When the small traumatized human asks the question “who am I?”, the answer is brought by
sexual desire, which tells him -in the case of the heterosexual choice- “you desire this woman,
therefore you are a man! You desire this man, therefore you are a woman!”. Such a configuration
creates the conditions for the apparition, in the declaration of 1948, of the universal rights of the
Man as well as of the Woman.
However, there exists an other altogether different universal which cannot be deduced from the
question “who am I?” but from the question “am I?”, which Jean-Jacques Rousseau was the first
to experiment with. This is why he became, for Levi-Strauss, the prophetic agent of human
sciences and ethnology. Furthermore, why did the question posed by this “am I?” make
Rousseau become the spiritual father of the revolution? Because of the answer he brought to it.
It was not the answer of the Cartesian philosophers -“I” am is identical to the “I” which thinks “I
am”- but the much deeper answer of an “I” identical to a “he”. Through this “he” towards which
Rousseau was turning in the experience of pity toward all men, even towards all animals or all
plants, he was getting back to this original nature which the first Pre-Socratics had discovered to
be fundamentally veiled behind changing appearances; this original nature which Socrates chose
to approach from a political point of view, through the notion of a natural right that founds a
“natural” society of Man. A society in virtue of which Man has, by nature, a sort of intuitive,
divinatory knowledge of what is just, which would enable him to make a contract originating
with this justness and arrive at the possibility of virtue. There would thus exist, beyond the
justice declared by the positive right, the idea of a justice to which Man could have access, not
through the constraint imposed by the particularity of a written law, but through the strangely
human ability to recognize that, beyond all particular laws, there exists a universal law. This
universal law, transcending all particular laws, reveals itself to be capable of transmitting what is
eternally common to Man before he is historically determined, whether it is by his sex, his
fatherland or his culture. Such a law, freed from the restrictive determinism of custom, has the
capacity of giving itself in an immediate, spontaneous fashion, by calling into existence that
which in Man escapes determinism: freedom. A call that Kant recognized the enthusing nature
of.
To conclude, this law asks us the following question: is the nature of its relationship with
particular diversities of a discontinuous or of a continuous nature?
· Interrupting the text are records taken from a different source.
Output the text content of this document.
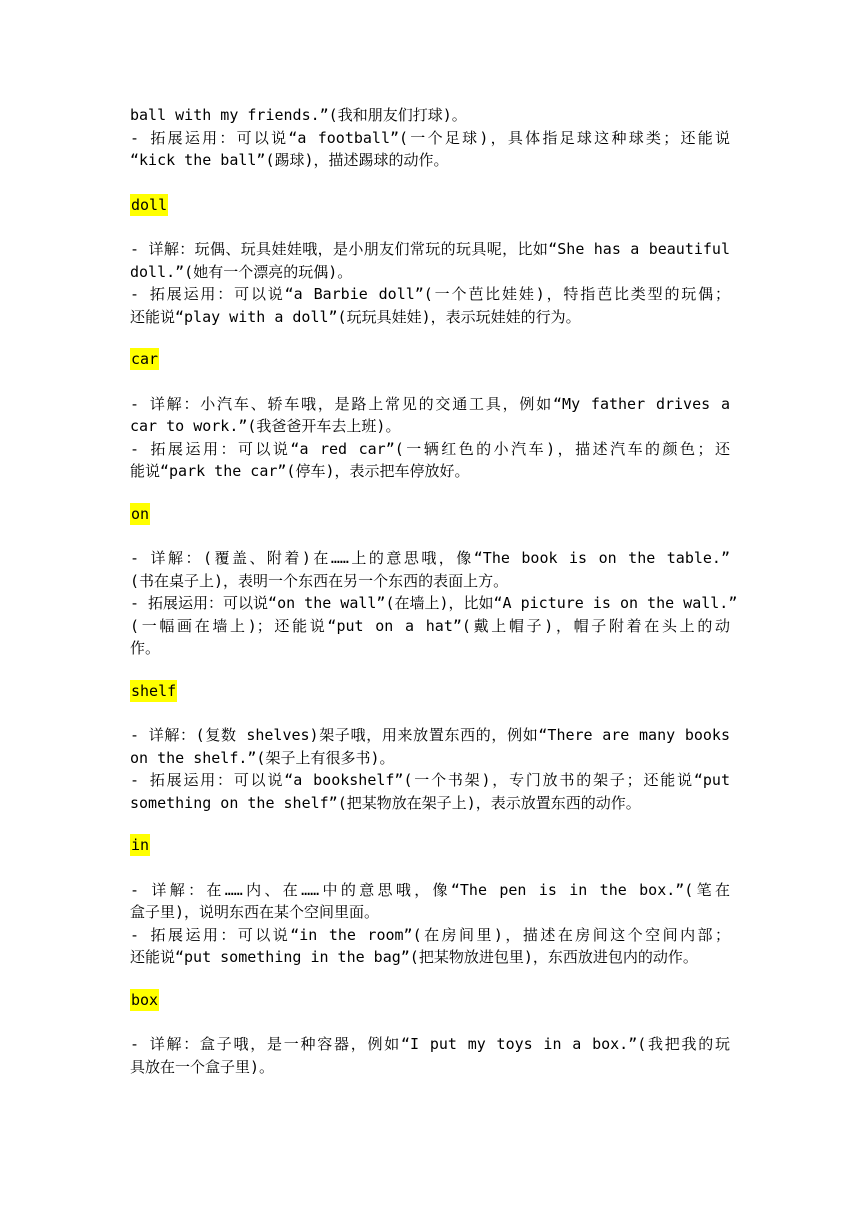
ball with my friends.”(我和朋友们打球)。
- 拓展运用：可以说“a football”(一个足球)，具体指足球这种球类；还能说
“kick the ball”(踢球)，描述踢球的动作。
doll
- 详解：玩偶、玩具娃娃哦，是小朋友们常玩的玩具呢，比如“She has a beautiful
doll.”(她有一个漂亮的玩偶)。
- 拓展运用：可以说“a Barbie doll”(一个芭比娃娃)，特指芭比类型的玩偶；
还能说“play with a doll”(玩玩具娃娃)，表示玩娃娃的行为。
car
- 详解：小汽车、轿车哦，是路上常见的交通工具，例如“My father drives a
car to work.”(我爸爸开车去上班)。
- 拓展运用：可以说“a red car”(一辆红色的小汽车)，描述汽车的颜色；还
能说“park the car”(停车)，表示把车停放好。
on
- 详解：(覆盖、附着)在……上的意思哦，像“The book is on the table.”
(书在桌子上)，表明一个东西在另一个东西的表面上方。
- 拓展运用：可以说“on the wall”(在墙上)，比如“A picture is on the wall.”
(一幅画在墙上)；还能说“put on a hat”(戴上帽子)，帽子附着在头上的动
作。
shelf
- 详解：(复数 shelves)架子哦，用来放置东西的，例如“There are many books
on the shelf.”(架子上有很多书)。
- 拓展运用：可以说“a bookshelf”(一个书架)，专门放书的架子；还能说“put
something on the shelf”(把某物放在架子上)，表示放置东西的动作。
in
- 详解：在……内、在……中的意思哦，像“The pen is in the box.”(笔在
盒子里)，说明东西在某个空间里面。
- 拓展运用：可以说“in the room”(在房间里)，描述在房间这个空间内部；
还能说“put something in the bag”(把某物放进包里)，东西放进包内的动作。
box
- 详解：盒子哦，是一种容器，例如“I put my toys in a box.”(我把我的玩
具放在一个盒子里)。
The racist tells us his will for a radical discontinuity: for him, the other is defined by an absolute
visibility which abolishes the invisibility which remains in Man as a mystery. In contrast, art
traces the path which doesn’t cease to teach us that a particular color can make all light-waves
vibrate, and that a particular note can make all other notes resound. That the particular is the
privileged path towards the universal doesn’t only apply to art. It is the path of psychoanalysis as
well. It teaches us that the relationship of a subject to his real father -he is fat, skinny, small or
tall - can be an obstacle to the recognition of the dimension of this father who is neither fat nor
skinny, neither small nor tall and who is the eternal symbolic father. But this antinomy between
particular father and universal father can be reversed. It is then within the size, the weight, the
color, the intelligence, the stupidity ... of this real father, that something Other than he comes
through and surpasses him: what the alterity of the symbol “father” owes to the universality of
language.
In general, human sciences, psychoanalysis, poetry lead us to think, by leaning on the fact
that “I” is “he”, that the infinite variety of the “I” existing on our planet gives a sense of the
invariance of the existence of a universal human nature. The fact that it not knowable but
recognizable is not, of course, without consequences.